Bergkamp first presented the school board with a plan in 2017. Since then, he and supporters have raised more than $160,000 of the $400,000 needed and financed the remaining funds through ICM Inc., an ethanol plant in Colwich. Support has come from Bergkamp's current and former students, Maize Elementary School, local businesses and colleagues from around the world.

"I saw this as an opportunity to give back to my students, to their children, and the kids that I will never see — because I know too much science to not do something," Bergkamp said.

Mary Sevart, who graduated from the high school this spring, said watching Bergkamp's passion for sustainable energy and eco-friendly living helped her decide to study biomedical engineering at University of Kansas this fall.

"I think projects like these are very important to our society and for our children to survive in this world," Sevart said. "I think we need to quickly come up with solutions to this problem (of climate change)."

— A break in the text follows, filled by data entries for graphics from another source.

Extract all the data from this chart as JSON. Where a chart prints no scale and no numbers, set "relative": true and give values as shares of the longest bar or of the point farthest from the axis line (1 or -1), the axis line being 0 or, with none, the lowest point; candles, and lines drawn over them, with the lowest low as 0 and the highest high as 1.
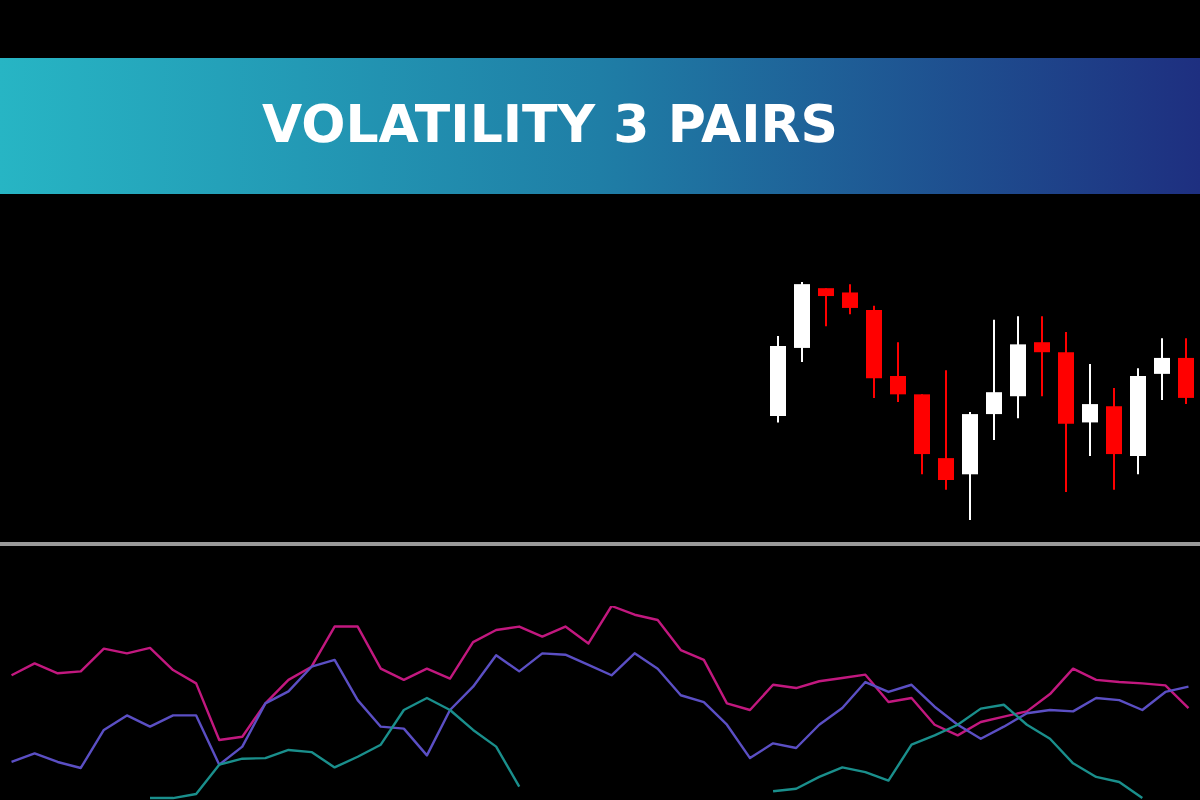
{
  "chart_data": [
    {
      "type": "candlestick",
      "title": "VOLATILITY 3 PAIRS",
      "relative": true,
      "categories": [
        null,
        null,
        null,
        null,
        null,
        null,
        null,
        null,
        null,
        null,
        null,
        null,
        null,
        null,
        null,
        null,
        null,
        null
      ],
      "ohlc": [
        [
          0.437,
          0.773,
          0.41,
          0.731
        ],
        [
          0.723,
          1,
          0.664,
          0.991
        ],
        [
          0.974,
          0.974,
          0.814,
          0.941
        ],
        [
          0.956,
          0.991,
          0.865,
          0.891
        ],
        [
          0.882,
          0.9,
          0.513,
          0.596
        ],
        [
          0.605,
          0.747,
          0.496,
          0.528
        ],
        [
          0.528,
          0.528,
          0.192,
          0.277
        ],
        [
          0.26,
          0.629,
          0.127,
          0.168
        ],
        [
          0.192,
          0.454,
          0,
          0.445
        ],
        [
          0.445,
          0.841,
          0.336,
          0.537
        ],
        [
          0.52,
          0.856,
          0.428,
          0.738
        ],
        [
          0.747,
          0.856,
          0.52,
          0.705
        ],
        [
          0.705,
          0.79,
          0.118,
          0.404
        ],
        [
          0.41,
          0.655,
          0.269,
          0.487
        ],
        [
          0.478,
          0.555,
          0.127,
          0.277
        ],
        [
          0.269,
          0.638,
          0.192,
          0.605
        ],
        [
          0.614,
          0.764,
          0.504,
          0.681
        ],
        [
          0.681,
          0.764,
          0.487,
          0.513
        ]
      ],
      "colors": [
        "#ffffff",
        "#ffffff",
        "#ff0000",
        "#ff0000",
        "#ff0000",
        "#ff0000",
        "#ff0000",
        "#ff0000",
        "#ffffff",
        "#ffffff",
        "#ffffff",
        "#ff0000",
        "#ff0000",
        "#ffffff",
        "#ff0000",
        "#ffffff",
        "#ffffff",
        "#ff0000"
      ]
    },
    {
      "type": "line",
      "relative": true,
      "categories": [
        null,
        null,
        null,
        null,
        null,
        null,
        null,
        null,
        null,
        null,
        null,
        null,
        null,
        null,
        null,
        null,
        null,
        null,
        null,
        null,
        null,
        null,
        null,
        null,
        null,
        null,
        null,
        null,
        null,
        null,
        null,
        null,
        null,
        null,
        null,
        null,
        null,
        null,
        null,
        null,
        null,
        null,
        null,
        null,
        null,
        null,
        null,
        null,
        null,
        null,
        null,
        null
      ],
      "series": [
        {
          "color": "#c2187f",
          "values": [
            0.643,
            0.704,
            0.653,
            0.663,
            0.78,
            0.756,
            0.784,
            0.67,
            0.601,
            0.309,
            0.326,
            0.498,
            0.619,
            0.687,
            0.894,
            0.894,
            0.677,
            0.619,
            0.677,
            0.626,
            0.814,
            0.876,
            0.894,
            0.842,
            0.894,
            0.807,
            1,
            0.955,
            0.928,
            0.773,
            0.722,
            0.498,
            0.464,
            0.594,
            0.577,
            0.612,
            0.629,
            0.646,
            0.505,
            0.526,
            0.388,
            0.333,
            0.402,
            0.43,
            0.457,
            0.546,
            0.677,
            0.619,
            0.608,
            0.601,
            0.591,
            0.474
          ]
        },
        {
          "color": "#5b4fc4",
          "values": [
            0.196,
            0.24,
            0.196,
            0.165,
            0.361,
            0.436,
            0.378,
            0.436,
            0.436,
            0.182,
            0.275,
            0.498,
            0.56,
            0.687,
            0.722,
            0.515,
            0.378,
            0.368,
            0.23,
            0.464,
            0.584,
            0.746,
            0.663,
            0.756,
            0.749,
            0.697,
            0.643,
            0.756,
            0.677,
            0.54,
            0.505,
            0.388,
            0.216,
            0.292,
            0.268,
            0.388,
            0.474,
            0.608,
            0.557,
            0.594,
            0.481,
            0.388,
            0.316,
            0.378,
            0.447,
            0.464,
            0.457,
            0.526,
            0.515,
            0.464,
            0.557,
            0.584
          ]
        },
        {
          "color": "#1a8f8c",
          "values": [
            null,
            null,
            null,
            null,
            null,
            null,
            0.01,
            0.01,
            0.031,
            0.182,
            0.213,
            0.216,
            0.258,
            0.247,
            0.168,
            0.223,
            0.285,
            0.464,
            0.526,
            0.464,
            0.361,
            0.275,
            0.069,
            null,
            null,
            null,
            null,
            null,
            null,
            null,
            null,
            null,
            null,
            0.045,
            0.058,
            0.119,
            0.168,
            0.144,
            0.1,
            0.285,
            0.333,
            0.388,
            0.471,
            0.491,
            0.388,
            0.316,
            0.189,
            0.119,
            0.093,
            0.01,
            null,
            null
          ]
        }
      ]
    }
  ]
}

ICM Inc. will lease the $400,000 system to Maize High School for six years, with an agreement to pay $2,000 a month until it is paid off. Bergkamp said the project was financed through ICM Inc. because the company could receive a 30 percent tax credit on the infrastructure while the Maize school district could not.

Once the system is paid off, plans are for a similar project for Maize South High School, the second largest consumer of energy in the district, and surrounding schools, he said.

"The short-term goal would be to have every building in the district to have some type of solar energy to supplement their energies," Bergkamp said. "The long-term goal is to use this as a model that other districts can use."

He said officials from Norman, Oklahoma, and Junction City have contacted him about installing the system at their individual schools.

To honor the completion of the project, Maize High School will host a celebratory 'Solar Fest' on June 27.

An Ikea store in Merriam opened in 2015 with a rooftop solar energy system that has more than 2,300 panels spread over 92,000 square feet.